Het zou trouwens één van de laatste zomers in dit zwembad blijken te zijn, want twee jaar later, in 1954, werd de Gemeentelijke Bad- en Zweminrichting tussen de Paterswoldseweg en de Kleine Badstraat 74 jaar na de opening gesloten. Vanaf 1955 konden de kinderen op de foto terecht in het nieuwe openluchtzwembad, de Papiermolen.

Acht jaar was nodig geweest om op het stukje grond tussen het Hoornsediep en het Verbindingskanaal naar het Hoendiep een bad te realiseren. Gemeenteraad, Gedeputeerde Staten, Waterschap Westerkwartier, de Staatsspoorwegen en niet te vergeten de eigenaar van het grondstuk – iedereen meende er iets van te moeten vinden toen dr. L. Ali Cohen in 1872 zijn “plan tot oprigting van eene bad- en zweminrigting” presenteerde. Als voorzitter van de Vereeniging ter Bevordering van de Volksgezondheid maakte dr. Cohen zich zorgen over de kwaliteit van het water in de Groninger stadsgrachten, die op warme zomerdagen gevuld werden met zwemmers. Het beoogde stuk grond leek ideaal voor een “bad- en zweminrigting”, zoals het ook in het gemeenteraadsverslag van 28 september 1878 genoemd werd. De locatie, net buiten de stad en ingeklemd tussen twee kanalen met stromend water, zou in elk geval regelmatig verversen van het zwemwater mogelijk maken. Twee waterbassins werden met buizen verbonden met het Hoornsediep, waar het verse water kon binnenstromen. Aan de andere zijde vond het “onreine water een uitweg”. Op 1 juni 1880 was het eindelijk zover dat in het bijzijn van burgemeester en wethouders de feestelijke opening van het eerste openluchtzwembad in Groningen plaats kon vinden.

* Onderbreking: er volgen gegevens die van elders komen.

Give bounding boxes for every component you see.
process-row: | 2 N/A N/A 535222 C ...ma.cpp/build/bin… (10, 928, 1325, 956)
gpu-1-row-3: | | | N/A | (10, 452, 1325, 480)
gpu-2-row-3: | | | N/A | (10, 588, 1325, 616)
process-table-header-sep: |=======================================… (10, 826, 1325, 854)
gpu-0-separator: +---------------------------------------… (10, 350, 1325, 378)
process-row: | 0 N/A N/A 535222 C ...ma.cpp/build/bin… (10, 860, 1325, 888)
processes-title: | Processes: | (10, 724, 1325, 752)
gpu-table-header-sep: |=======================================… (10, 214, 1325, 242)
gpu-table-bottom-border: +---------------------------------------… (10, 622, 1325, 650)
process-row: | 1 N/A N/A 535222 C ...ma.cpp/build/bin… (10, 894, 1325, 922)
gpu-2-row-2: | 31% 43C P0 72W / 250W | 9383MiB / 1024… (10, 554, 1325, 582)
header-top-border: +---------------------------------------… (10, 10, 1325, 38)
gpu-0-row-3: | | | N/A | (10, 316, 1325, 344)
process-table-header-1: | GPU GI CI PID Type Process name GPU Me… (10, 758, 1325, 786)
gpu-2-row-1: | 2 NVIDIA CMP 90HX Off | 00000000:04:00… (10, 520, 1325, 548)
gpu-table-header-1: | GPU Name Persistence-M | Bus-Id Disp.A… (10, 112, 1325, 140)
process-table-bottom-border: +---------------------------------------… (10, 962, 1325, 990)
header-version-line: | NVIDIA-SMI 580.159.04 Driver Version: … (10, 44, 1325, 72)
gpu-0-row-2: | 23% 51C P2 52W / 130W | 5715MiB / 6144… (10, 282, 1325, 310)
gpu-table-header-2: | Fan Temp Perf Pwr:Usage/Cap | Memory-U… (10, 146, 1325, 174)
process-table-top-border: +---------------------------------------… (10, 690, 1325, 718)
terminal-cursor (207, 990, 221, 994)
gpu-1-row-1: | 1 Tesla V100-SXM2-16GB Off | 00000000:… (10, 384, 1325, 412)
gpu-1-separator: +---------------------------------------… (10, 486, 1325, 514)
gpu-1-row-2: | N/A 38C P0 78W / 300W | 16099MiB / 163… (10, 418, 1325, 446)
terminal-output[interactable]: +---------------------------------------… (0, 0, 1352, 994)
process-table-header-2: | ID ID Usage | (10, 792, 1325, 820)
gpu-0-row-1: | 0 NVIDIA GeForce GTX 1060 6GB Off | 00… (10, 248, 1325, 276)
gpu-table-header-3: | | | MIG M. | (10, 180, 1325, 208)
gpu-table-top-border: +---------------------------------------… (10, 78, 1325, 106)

Van de twee bassins was het noordelijke deel, het “heerenbad”, bestemd voor betalende bezoekers. Niet-betalende bezoekers waren aangewezen op het zuidelijke bassin aan het spoor, dat al gauw de bijnaam “loezenbad” kreeg. Beide bassins hadden een ondiep en een dieper deel en wie in het diepe toegelaten wilde worden, moest eerst een proeve van bekwaamheid afleggen. In het loezenbad was een speciale kooi geplaatst waar nieuwkomers aan een soort hengels hun eerste slagen konden uitproberen, zorgvuldig afgeschermd zodat de bezoekers zich niet hoefden te schamen voor hun onbeholpen pogingen. Ook zorgvuldig afgeschermd waren de vrouwen en meisjes. Voor hen was tot vlak na de oorlog het bad geopend van 9 tot 12, wanneer de mannen aan het werk waren.

Het “heerenbad” vlak na de opening in 1880
Foto: J.G. Kramer, Groninger Archieven, 1879-1886

In de loop der jaren nam de belangstelling voor zwemmen steeds meer toe en er kwamen dan ook meer mogelijkheden in Groningen. Zo werd in 1925 het Helperbad geopend en in 1933 het Noorderbad. Beiden waren overdekt. Op warme dagen konden zwemmers voorlopig nog terecht aan de Kleine Badstraat, zoals het straatje inmiddels was gaan heten. Maar de zomer van 1954 was toch echt de laatste in het oude bad, dat plaats moest maken voor de moderne Papiermolen.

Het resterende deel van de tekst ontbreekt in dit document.